Pour la trentième édition pas question de se passer de ses services bien entendu. Rémy est aux commandes et cette fois ci il remorque un beau compresseur Spiros orné à l'arrière du logo d'Eole, le dieu du vent. Le tout a été repeint en jaune TP comme il se doit.
A 7 heures, fidèle à la tradition l'immense cohorte des tracteurs s'élance à la conquête de Saint-Girons. Très vite le groupe se dissocie. A partir du Vierzon de Mathieu le peloton perd de vue ceux qui sont en tête. Entre Pourlande et l'usine de Lorp le cortège est impressionnant. L'atmosphère est un peu nimbée de fumée bleuâtre au dessus des tracteurs. En queue de convoi le petit Energic donne tout ce qu'il peut sur ses courtes pattes et le majestueux pachyderme jaune clôture le ban.
Rémy avait dit à Paul, je devrais peut-être éviter le rond- point (pris chaque année à contre sens pour la circonstance) et continuer le chemin pour sortir avant le pont de Saint-Lizier, cette côte je ne la sens pas trop.
-Oh quand même, suit la colonne, expérimenté comme tu es.
Le fameux “rampaillou” est en vue. La puissance du vaillant moteur Cérès a-t-elle été surestimée? Au dernier tronçon le régime diminue, le valeureux conducteur se dit que ma foi il va falloir changer de rapport avant d'arriver au bout. Notons que l'embrayage est manuel, les vitesses ne sont pas synchronisées, quant aux freins il y a mieux.
Paré à la manœuvre.
Voyons se dit l'intrépide chauffeur, je dois débrayer et changer très vite de rapport pour repartir derechef. Hélas, c'était sans compter sur la forte attraction terrestre car sitôt débrayé l'énorme mastodonte commence à reculer, n'eut été le sang froid de l'adroit conducteur la situation eut pu devenir très critique. La maison de l'ambulancier tout à côté aurait pu craindre le pire! En fait c'est Eole qui a sauvé le convoi de la déroute. Avec un aplomb de circonstance, Rémy recule doucement sa locomotive et prend appui avec la roue arrière sur le timon du compresseur qui voyant le danger imminent s'arc boute, fléchit un peu mais résiste héroïquement. L'attelage stoppe, la première peut être enclanchée et tel le sous marin qui surgit des flots après avoir vidé ses ballasts, refait surface en haut du rond point.Un spectateur en admiration devant ce panel de véhicules se disait que si le timonier du Titanic avait aussi vite corrigé le cap en avril 1912 que cet homme sur ce rouleau, le paquebot aurait évité l'iceberg meurtier qui aurait aussitôt fondu enragé d'avoir raté son coup!
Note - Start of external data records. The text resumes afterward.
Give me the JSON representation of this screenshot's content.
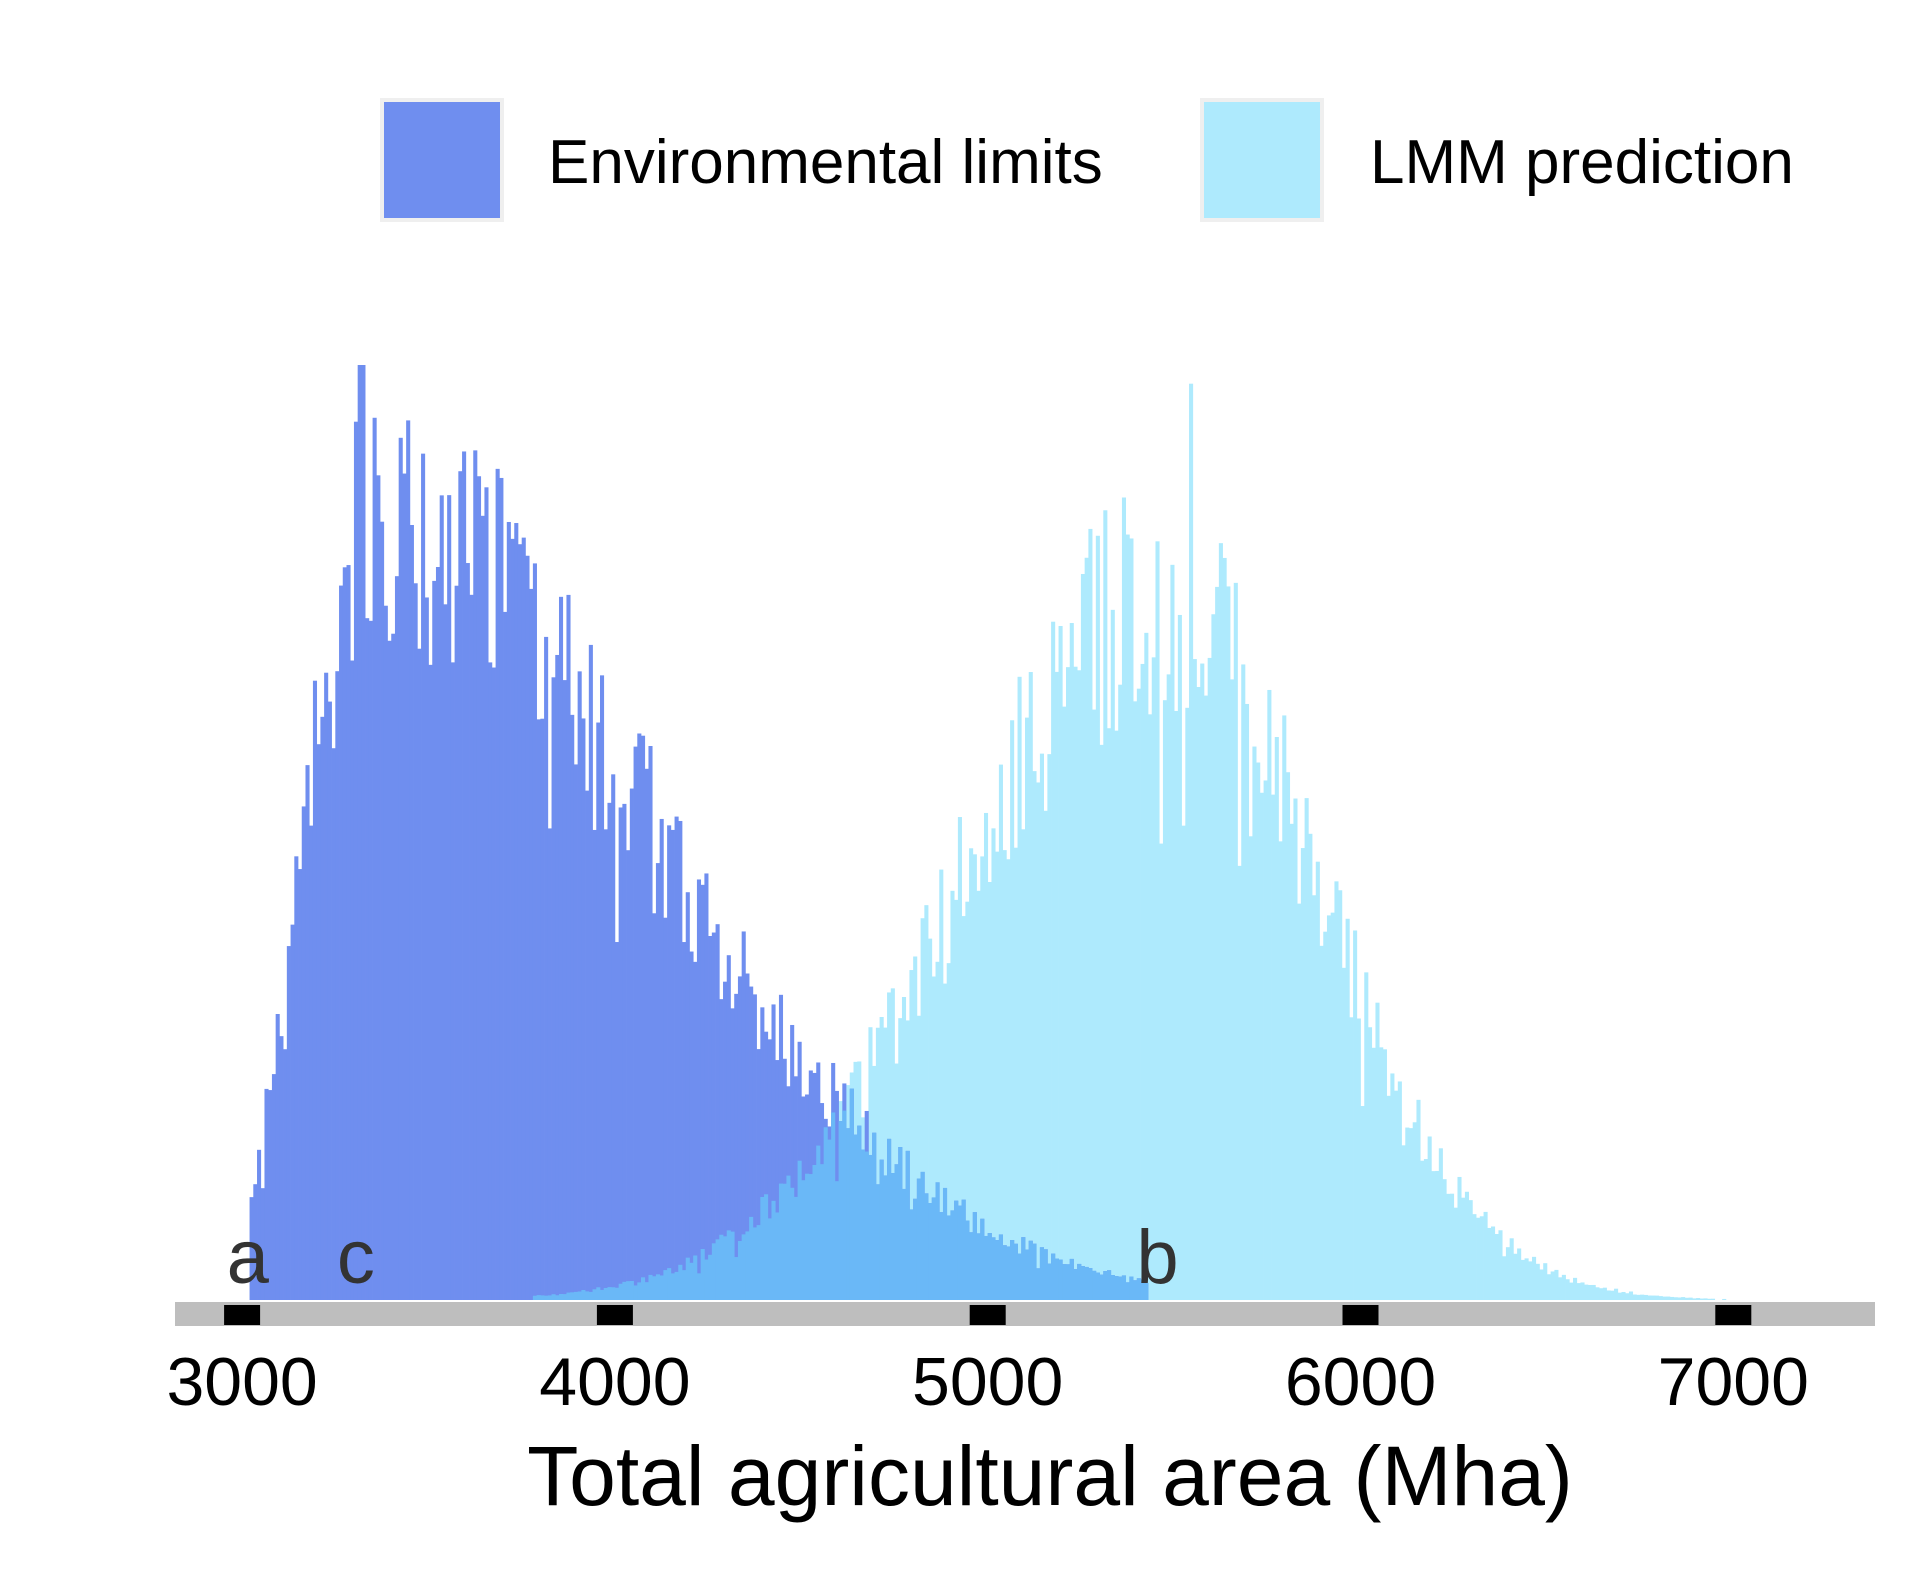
{
  "chart_data": {
    "type": "histogram",
    "xlabel": "Total agricultural area (Mha)",
    "ylabel": "",
    "xlim": [
      2820,
      7380
    ],
    "xticks": [
      3000,
      4000,
      5000,
      6000,
      7000
    ],
    "tick_labels": [
      "3000",
      "4000",
      "5000",
      "6000",
      "7000"
    ],
    "bin_width": 10,
    "grid": false,
    "legend_position": "top-right",
    "series": [
      {
        "name": "Environmental limits",
        "color": "#6f8eef",
        "range": [
          3020,
          5420
        ],
        "shape": {
          "mode": 3330,
          "left_sigma": 160,
          "right_sigma": 760,
          "peak": 1.0
        },
        "fine_shape": {
          "peak_density": 0.84,
          "outliers": [
            [
              3310,
              1.0
            ],
            [
              3320,
              1.0
            ]
          ]
        }
      },
      {
        "name": "LMM prediction",
        "color": "#aeeafd",
        "range": [
          3780,
          7000
        ],
        "shape": {
          "mode": 5450,
          "left_sigma": 520,
          "right_sigma": 420,
          "peak": 0.89
        },
        "fine_shape": {
          "peak_density": 0.84,
          "outliers": [
            [
              5540,
              0.98
            ]
          ]
        }
      }
    ],
    "overlap_color": "#6ab8f7",
    "annotations": [
      {
        "label": "a",
        "x": 3010
      },
      {
        "label": "c",
        "x": 3300
      },
      {
        "label": "b",
        "x": 5450
      }
    ]
  }
}
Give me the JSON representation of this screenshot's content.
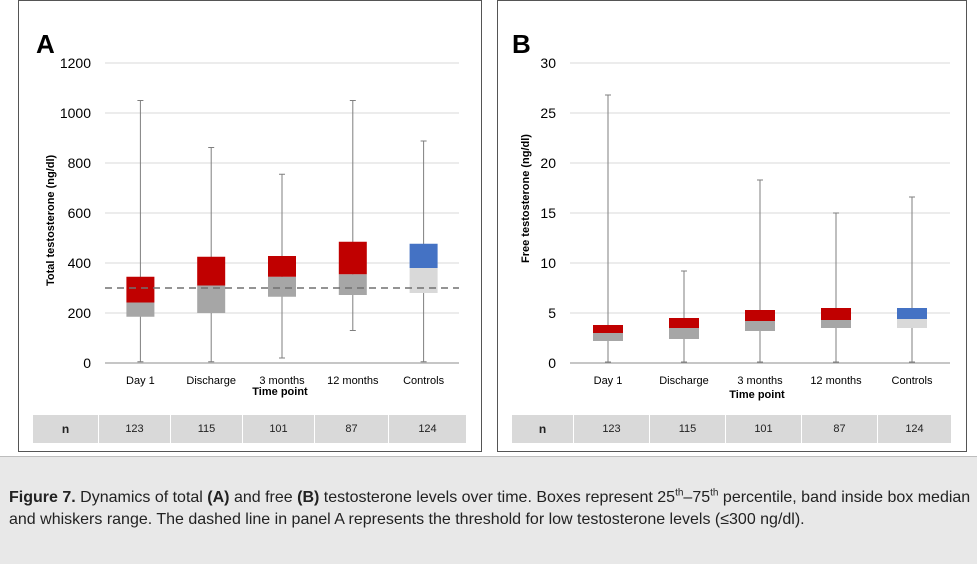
{
  "chart_data": [
    {
      "type": "box",
      "panel_label": "A",
      "categories": [
        "Day 1",
        "Discharge",
        "3 months",
        "12 months",
        "Controls"
      ],
      "xlabel": "Time point",
      "ylabel": "Total testosterone (ng/dl)",
      "ylim": [
        0,
        1200
      ],
      "yticks": [
        0,
        200,
        400,
        600,
        800,
        1000,
        1200
      ],
      "grid": true,
      "boxes": [
        {
          "min": 5,
          "q1": 185,
          "median": 242,
          "q3": 345,
          "max": 1050
        },
        {
          "min": 5,
          "q1": 200,
          "median": 310,
          "q3": 425,
          "max": 862
        },
        {
          "min": 20,
          "q1": 265,
          "median": 345,
          "q3": 428,
          "max": 755
        },
        {
          "min": 130,
          "q1": 272,
          "median": 355,
          "q3": 485,
          "max": 1050
        },
        {
          "min": 5,
          "q1": 280,
          "median": 380,
          "q3": 477,
          "max": 888
        }
      ],
      "reference_line": {
        "value": 300,
        "style": "dashed"
      },
      "n_label": "n",
      "n_values": [
        "123",
        "115",
        "101",
        "87",
        "124"
      ],
      "colors": {
        "upper": "#c00000",
        "lower": "#a6a6a6",
        "control_upper": "#4472c4",
        "control_lower": "#d9d9d9",
        "whisker": "#7f7f7f",
        "grid": "#d9d9d9",
        "reference": "#707070"
      }
    },
    {
      "type": "box",
      "panel_label": "B",
      "categories": [
        "Day 1",
        "Discharge",
        "3 months",
        "12 months",
        "Controls"
      ],
      "xlabel": "Time point",
      "ylabel": "Free testosterone (ng/dl)",
      "ylim": [
        0,
        30
      ],
      "yticks": [
        0,
        5,
        10,
        15,
        20,
        25,
        30
      ],
      "grid": true,
      "boxes": [
        {
          "min": 0.1,
          "q1": 2.2,
          "median": 3.0,
          "q3": 3.8,
          "max": 26.8
        },
        {
          "min": 0.1,
          "q1": 2.4,
          "median": 3.5,
          "q3": 4.5,
          "max": 9.2
        },
        {
          "min": 0.1,
          "q1": 3.2,
          "median": 4.2,
          "q3": 5.3,
          "max": 18.3
        },
        {
          "min": 0.1,
          "q1": 3.5,
          "median": 4.3,
          "q3": 5.5,
          "max": 15.0
        },
        {
          "min": 0.1,
          "q1": 3.5,
          "median": 4.4,
          "q3": 5.5,
          "max": 16.6
        }
      ],
      "n_label": "n",
      "n_values": [
        "123",
        "115",
        "101",
        "87",
        "124"
      ],
      "colors": {
        "upper": "#c00000",
        "lower": "#a6a6a6",
        "control_upper": "#4472c4",
        "control_lower": "#d9d9d9",
        "whisker": "#7f7f7f",
        "grid": "#d9d9d9"
      }
    }
  ],
  "caption": {
    "figure_label": "Figure 7.",
    "t1": " Dynamics of total ",
    "a": "(A)",
    "t2": " and free ",
    "b": "(B)",
    "t3": " testosterone levels over time. Boxes represent 25",
    "sup1": "th",
    "t4": "–75",
    "sup2": "th",
    "t5": " percentile, band inside box median and whiskers range. The dashed line in panel A represents the threshold for low testosterone levels (≤300 ng/dl)."
  }
}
Comme si de rien n'était le cortège reprend son allure de petite croisière jusqu'au boulevard Frédéric Arnaud atteint à 8h10. Beaucoup disaient, c'est curieux cette impression, on dirait que la départementale 117 et les grands boulevards de Saint-Girons sont beaucoup plus lisses qu'avant.
Pardi, le grand Richier est passé par là, que voulez- vous, Autrefois le Couserans est devenue une association de poids avec des engins lourds!
Paulin Richier, le fondateur de Noralpe, lui, souriait aux anges.